Former FARC rebels face uncertain future

After a peace deal was signed last year, ending the conflict between the Colombian government and FARC rebels, the armed group is now looking to hand over its weapons.

The government says disarming the FARC will effectively end a 53-year civil conflict.
TRT World and Agencies

The government says disarming the FARC will effectively end a 53-year civil conflict.

The Colombian government is struggling to implement last year's peace deal with the FARC rebels as social and economic programmes designed to reintegrate former fighters into civilian life have been delayed.

The group says it wants more reassurances from the government before it agrees to uphold the May 29 deadline to hand over its weapons.

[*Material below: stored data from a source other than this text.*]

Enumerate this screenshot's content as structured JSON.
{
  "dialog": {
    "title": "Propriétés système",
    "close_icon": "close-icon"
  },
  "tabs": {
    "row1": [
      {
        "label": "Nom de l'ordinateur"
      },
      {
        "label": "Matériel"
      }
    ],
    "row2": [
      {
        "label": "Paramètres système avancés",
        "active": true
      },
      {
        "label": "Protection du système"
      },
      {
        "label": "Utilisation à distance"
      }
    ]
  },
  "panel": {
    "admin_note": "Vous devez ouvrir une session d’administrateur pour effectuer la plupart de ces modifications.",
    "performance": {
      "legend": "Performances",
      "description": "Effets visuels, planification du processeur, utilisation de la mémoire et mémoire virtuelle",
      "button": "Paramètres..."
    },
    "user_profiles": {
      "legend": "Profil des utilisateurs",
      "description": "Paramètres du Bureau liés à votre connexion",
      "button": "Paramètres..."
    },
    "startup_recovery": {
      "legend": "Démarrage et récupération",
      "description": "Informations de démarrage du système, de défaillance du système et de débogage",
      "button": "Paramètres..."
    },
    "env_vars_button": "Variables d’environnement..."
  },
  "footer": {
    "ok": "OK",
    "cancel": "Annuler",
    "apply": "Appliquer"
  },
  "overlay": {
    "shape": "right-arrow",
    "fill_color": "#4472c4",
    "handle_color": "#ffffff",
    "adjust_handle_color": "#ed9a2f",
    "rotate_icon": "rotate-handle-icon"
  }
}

TRT World's Anelise Borges has more on the difficulties of bringing former rebels into civilian life.

Giving up weapons

The FARC is disarming under UN supervision as part of last year's accord, which the government says will effectively end a 53-year civil conflict. The accord calls for the FARC to be allowed to transform into a political party.

Under the agreement, all the FARC's weapons are supposed to be taken away by the United Nations by the end of this month to be destroyed.

The arms were all supposed to have been handed over by May 1, but the UN said there were delays because some FARC members were late arriving at the agreed demobilisation zones.

Some 7,000 FARC fighters are assembling at 26 such points in Colombia.

Under the accord, the UN is supposed to use the metal from the destroyed FARC weapons to build monuments to peace.

A landmark deal

The government and the FARC, formally known as the Revolutionary Armed Forces of Colombia and the country's biggest rebel group, reached a deal after four years of negotiations in the Cuban capital.

Voters rejected it by a narrow margin in a referendum last October.

Colombia's President Juan Manuel Santos and FARC leaders then drafted a new version of the accord and the government pushed it through Congress despite resistance from critics.

Opponents said the deal was too lenient on FARC members since it offered some of them reduced penalties for crimes committed during the conflict.

Santos won a Nobel Peace Prize for his peace efforts despite the referendum setback.